Ingredients
Equipment
Method
- Preheat your oven to 400°F (200°C) and lightly grease a large baking sheet or 9x13-inch baking dish.
- In a large mixing bowl, toss the quartered potatoes with 1.5 tablespoons of olive oil, 1/2 teaspoon of salt, 1/4 teaspoon of pepper, and 1/2 teaspoon of dried oregano until evenly coated.
- Spread the potatoes in a single layer on the prepared baking sheet. Roast for 15-20 minutes until they just begin to soften.
- While the potatoes are roasting, combine the chicken pieces in the same mixing bowl with the remaining olive oil, melted butter, minced garlic, paprika, remaining salt, pepper, oregano, and about 1/4 cup of the Parmesan cheese. Toss until thoroughly coated.
- Remove the baking sheet from the oven and move the potatoes to one side. Add the seasoned chicken to the other side or mix them together if space allows.

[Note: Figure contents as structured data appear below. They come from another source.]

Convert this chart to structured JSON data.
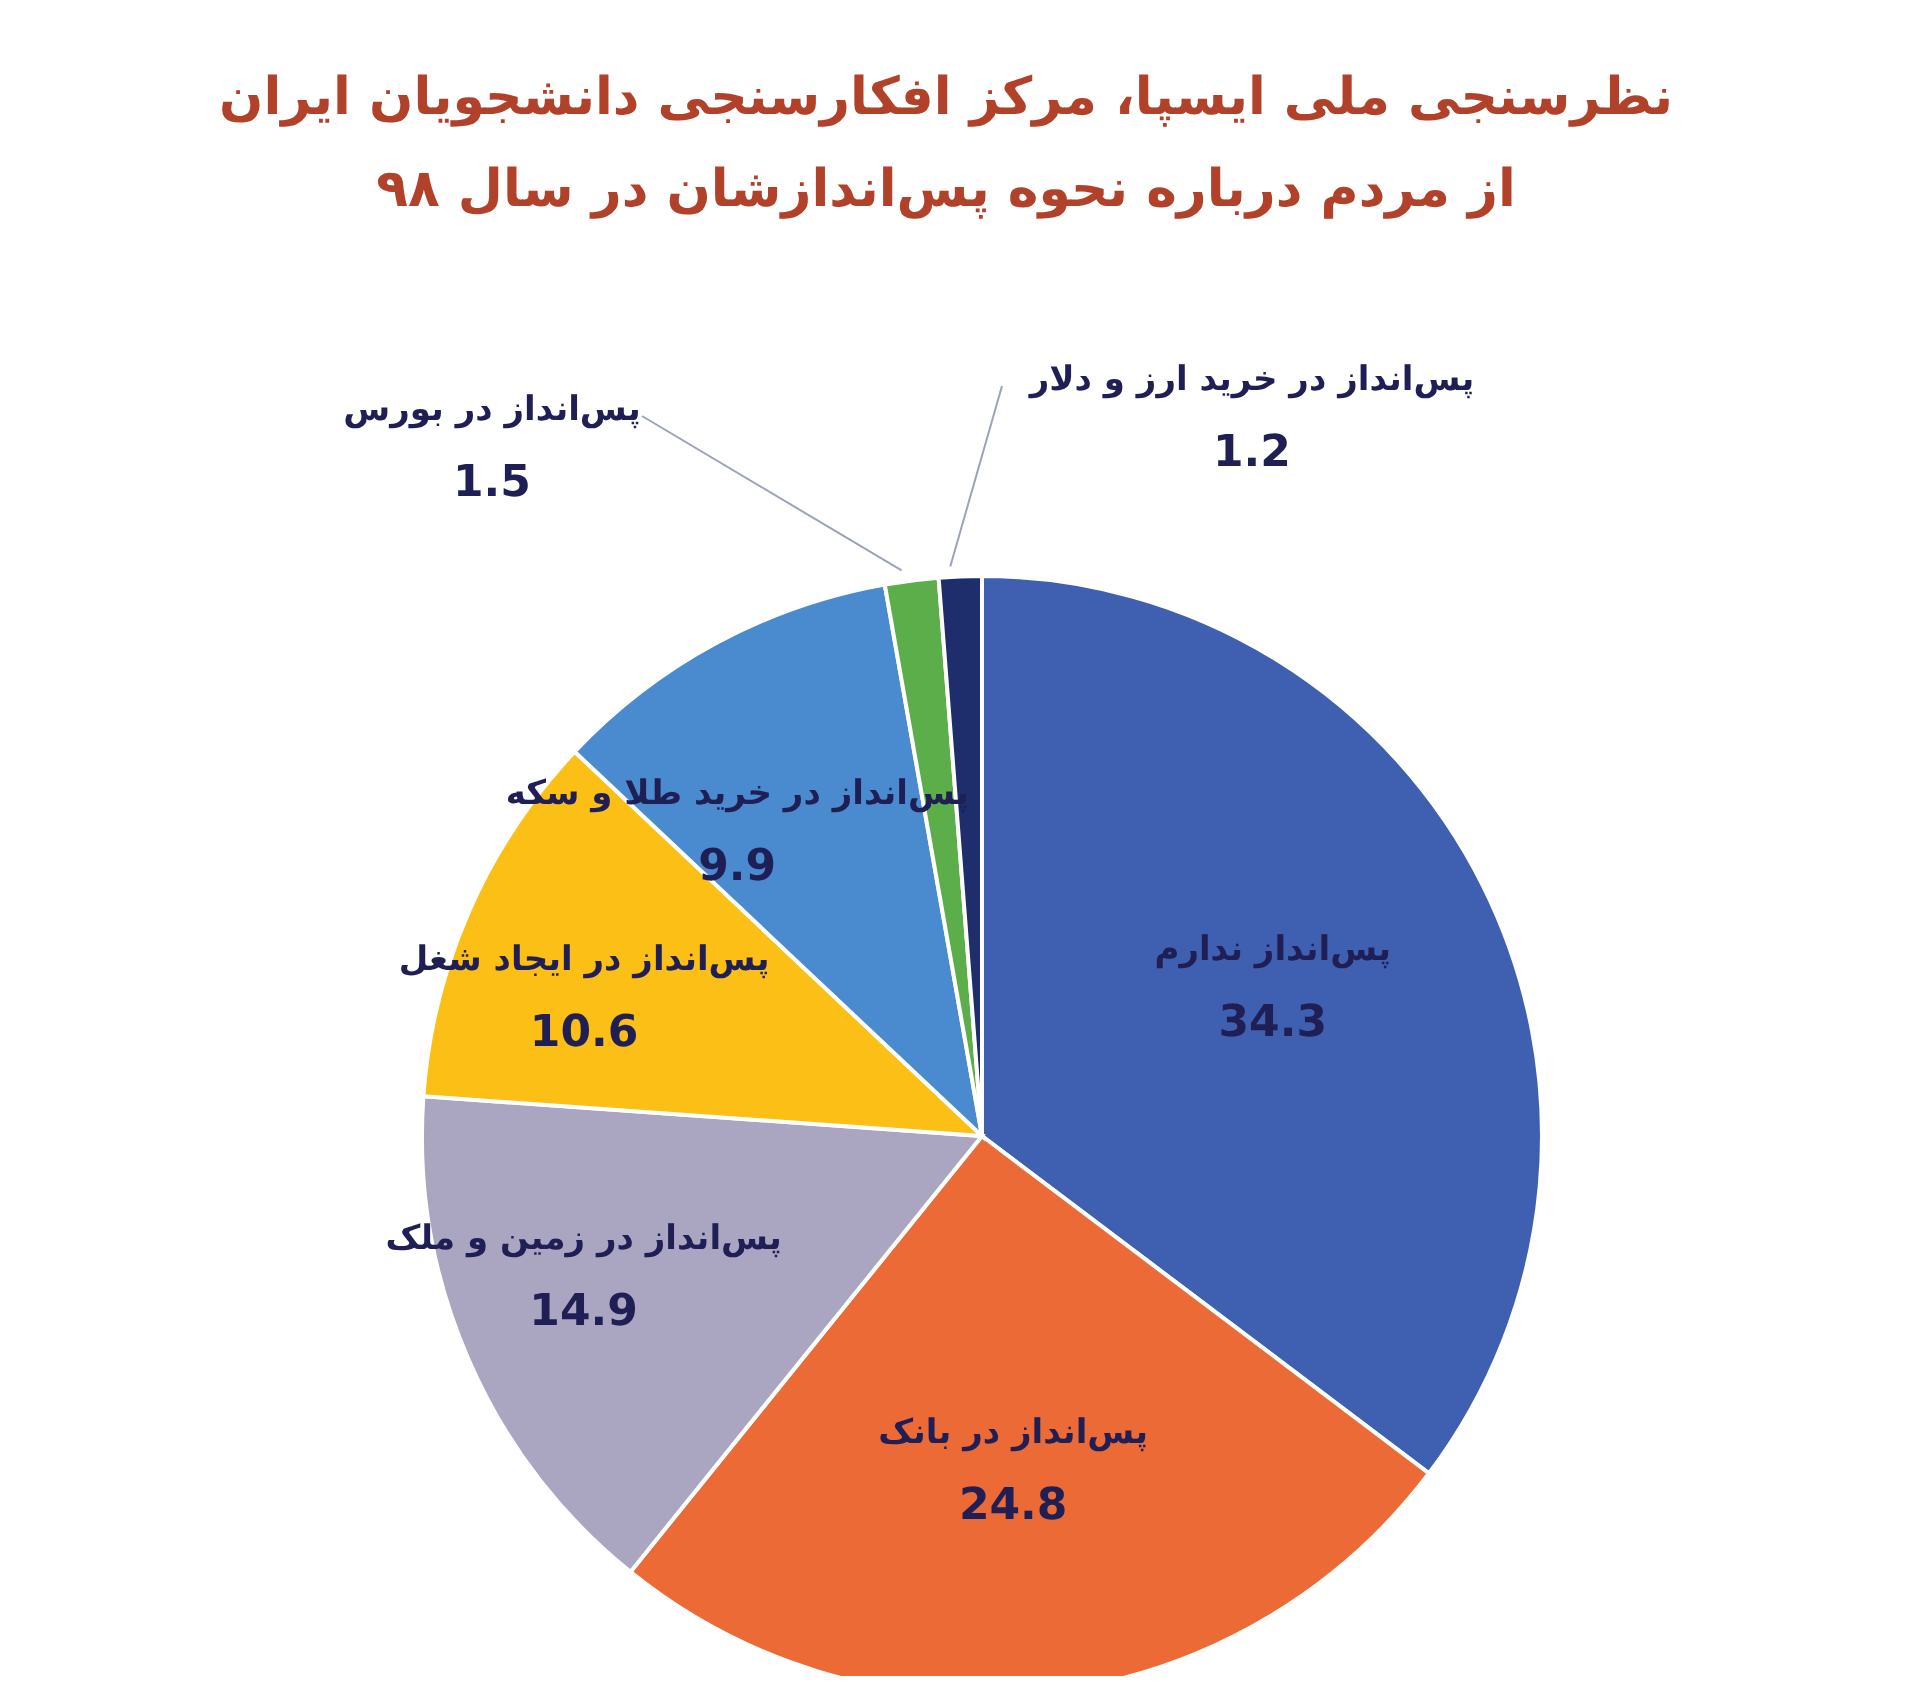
{
  "chart_data": {
    "type": "pie",
    "title": "نظرسنجی ملی ایسپا، مرکز افکارسنجی دانشجویان ایران",
    "subtitle": "از مردم درباره نحوه پس‌اندازشان در سال ۹۸",
    "categories": [
      "پس‌انداز ندارم",
      "پس‌انداز در بانک",
      "پس‌انداز در زمین و ملک",
      "پس‌انداز در ایجاد شغل",
      "پس‌انداز در خرید طلا و سکه",
      "پس‌انداز در بورس",
      "پس‌انداز در خرید ارز و دلار"
    ],
    "values": [
      34.3,
      24.8,
      14.9,
      10.6,
      9.9,
      1.5,
      1.2
    ],
    "colors": [
      "#3f5fb0",
      "#ec6a36",
      "#aaa5c1",
      "#fbbf16",
      "#4a8bd0",
      "#5cae4a",
      "#1e2d6b"
    ],
    "data_labels": true
  }
}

- Sprinkle the remaining 1/4 cup of Parmesan cheese over both the chicken and potatoes.
- Return the pan to the oven and bake for an additional 15-20 minutes, or until the chicken reaches an internal temperature of 165°F and the potatoes are golden and crispy.

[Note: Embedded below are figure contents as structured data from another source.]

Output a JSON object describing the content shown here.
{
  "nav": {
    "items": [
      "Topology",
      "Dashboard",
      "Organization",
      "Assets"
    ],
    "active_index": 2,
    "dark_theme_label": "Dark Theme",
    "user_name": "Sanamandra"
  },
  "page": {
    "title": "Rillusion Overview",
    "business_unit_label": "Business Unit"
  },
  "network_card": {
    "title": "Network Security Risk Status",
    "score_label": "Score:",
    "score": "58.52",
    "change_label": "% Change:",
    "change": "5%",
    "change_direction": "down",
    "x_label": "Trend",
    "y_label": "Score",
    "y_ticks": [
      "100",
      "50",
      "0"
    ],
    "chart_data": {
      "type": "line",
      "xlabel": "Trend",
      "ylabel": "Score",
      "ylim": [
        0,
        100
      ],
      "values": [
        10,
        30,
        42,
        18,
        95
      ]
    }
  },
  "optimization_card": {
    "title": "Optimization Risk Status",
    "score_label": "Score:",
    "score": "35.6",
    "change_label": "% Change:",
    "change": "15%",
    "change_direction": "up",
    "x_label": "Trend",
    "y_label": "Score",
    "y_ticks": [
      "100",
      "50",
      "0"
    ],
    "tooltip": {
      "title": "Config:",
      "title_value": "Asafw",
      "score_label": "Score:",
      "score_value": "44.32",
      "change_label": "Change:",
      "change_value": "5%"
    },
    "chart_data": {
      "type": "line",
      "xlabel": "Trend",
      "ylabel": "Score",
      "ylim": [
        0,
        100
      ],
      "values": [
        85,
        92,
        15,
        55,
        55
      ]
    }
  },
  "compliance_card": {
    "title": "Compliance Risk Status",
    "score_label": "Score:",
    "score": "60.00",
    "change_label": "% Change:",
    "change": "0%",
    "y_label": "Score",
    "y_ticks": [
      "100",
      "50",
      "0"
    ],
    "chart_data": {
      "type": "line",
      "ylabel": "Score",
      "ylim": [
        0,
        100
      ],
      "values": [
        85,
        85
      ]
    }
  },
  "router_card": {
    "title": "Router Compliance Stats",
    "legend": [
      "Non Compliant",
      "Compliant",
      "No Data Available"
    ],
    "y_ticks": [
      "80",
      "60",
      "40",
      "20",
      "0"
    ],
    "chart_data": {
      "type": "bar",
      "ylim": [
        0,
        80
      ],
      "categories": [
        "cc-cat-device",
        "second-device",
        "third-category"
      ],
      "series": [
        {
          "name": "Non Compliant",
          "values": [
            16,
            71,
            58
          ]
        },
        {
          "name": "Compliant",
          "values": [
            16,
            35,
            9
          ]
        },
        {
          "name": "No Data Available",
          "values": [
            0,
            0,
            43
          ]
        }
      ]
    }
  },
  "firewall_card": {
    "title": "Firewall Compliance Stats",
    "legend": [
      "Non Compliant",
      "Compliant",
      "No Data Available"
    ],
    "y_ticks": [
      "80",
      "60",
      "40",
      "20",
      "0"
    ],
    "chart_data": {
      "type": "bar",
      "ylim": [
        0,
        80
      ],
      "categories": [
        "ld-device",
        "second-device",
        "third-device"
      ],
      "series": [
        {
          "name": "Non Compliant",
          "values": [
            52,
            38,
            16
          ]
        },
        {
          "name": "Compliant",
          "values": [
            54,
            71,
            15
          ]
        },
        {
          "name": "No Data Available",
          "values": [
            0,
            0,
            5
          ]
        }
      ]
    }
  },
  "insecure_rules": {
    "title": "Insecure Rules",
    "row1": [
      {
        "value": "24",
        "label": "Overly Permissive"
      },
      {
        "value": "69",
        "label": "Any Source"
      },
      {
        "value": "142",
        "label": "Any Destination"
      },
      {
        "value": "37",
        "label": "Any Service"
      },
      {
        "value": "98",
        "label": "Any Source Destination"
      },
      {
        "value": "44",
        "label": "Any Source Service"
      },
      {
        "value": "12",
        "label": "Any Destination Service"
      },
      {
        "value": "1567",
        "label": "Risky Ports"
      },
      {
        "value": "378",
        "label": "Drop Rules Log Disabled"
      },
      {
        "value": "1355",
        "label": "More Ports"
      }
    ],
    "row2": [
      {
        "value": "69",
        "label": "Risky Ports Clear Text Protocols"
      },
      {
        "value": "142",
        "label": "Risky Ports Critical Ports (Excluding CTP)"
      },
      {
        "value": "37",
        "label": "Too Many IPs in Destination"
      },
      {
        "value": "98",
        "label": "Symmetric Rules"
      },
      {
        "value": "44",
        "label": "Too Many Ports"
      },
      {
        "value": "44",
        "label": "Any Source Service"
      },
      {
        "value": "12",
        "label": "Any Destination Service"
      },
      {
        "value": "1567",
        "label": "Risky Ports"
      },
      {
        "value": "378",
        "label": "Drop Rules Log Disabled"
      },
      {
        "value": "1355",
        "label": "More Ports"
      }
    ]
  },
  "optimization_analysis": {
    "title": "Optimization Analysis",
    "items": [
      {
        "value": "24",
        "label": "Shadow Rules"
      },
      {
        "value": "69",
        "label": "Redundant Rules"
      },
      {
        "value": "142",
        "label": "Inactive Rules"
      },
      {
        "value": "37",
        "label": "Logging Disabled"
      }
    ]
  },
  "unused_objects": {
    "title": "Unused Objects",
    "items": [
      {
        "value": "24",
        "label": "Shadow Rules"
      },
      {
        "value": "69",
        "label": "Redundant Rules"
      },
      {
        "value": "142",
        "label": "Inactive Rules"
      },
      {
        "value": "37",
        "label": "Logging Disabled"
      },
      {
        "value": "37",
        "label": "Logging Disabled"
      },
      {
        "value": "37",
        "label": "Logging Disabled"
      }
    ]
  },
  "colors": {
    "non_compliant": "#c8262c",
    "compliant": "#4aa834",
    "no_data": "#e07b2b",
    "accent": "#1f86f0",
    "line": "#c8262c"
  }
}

- Optional: Broil for 2-3 minutes at the end for extra crispiness, watching carefully to prevent burning.
- Garnish with fresh chopped parsley and serve immediately.
Notes
Storage: Store leftovers in airtight containers in the refrigerator for up to 3-4 days. Store chicken and potatoes separately for best texture when reheating. Reheat in 375°F oven for 12-15 minutes or microwave chicken for 1-2 minutes with a splash of broth. Substitutions: Use chicken thighs for juicier meat. Regular potatoes cut into 1-inch cubes work instead of baby potatoes. Make-Ahead: Cut and season chicken and potatoes up to 4 hours ahead, store separately in refrigerator. Don't add Parmesan until ready to cook. Use freshly grated Parmesan from a block for best crust and flavor.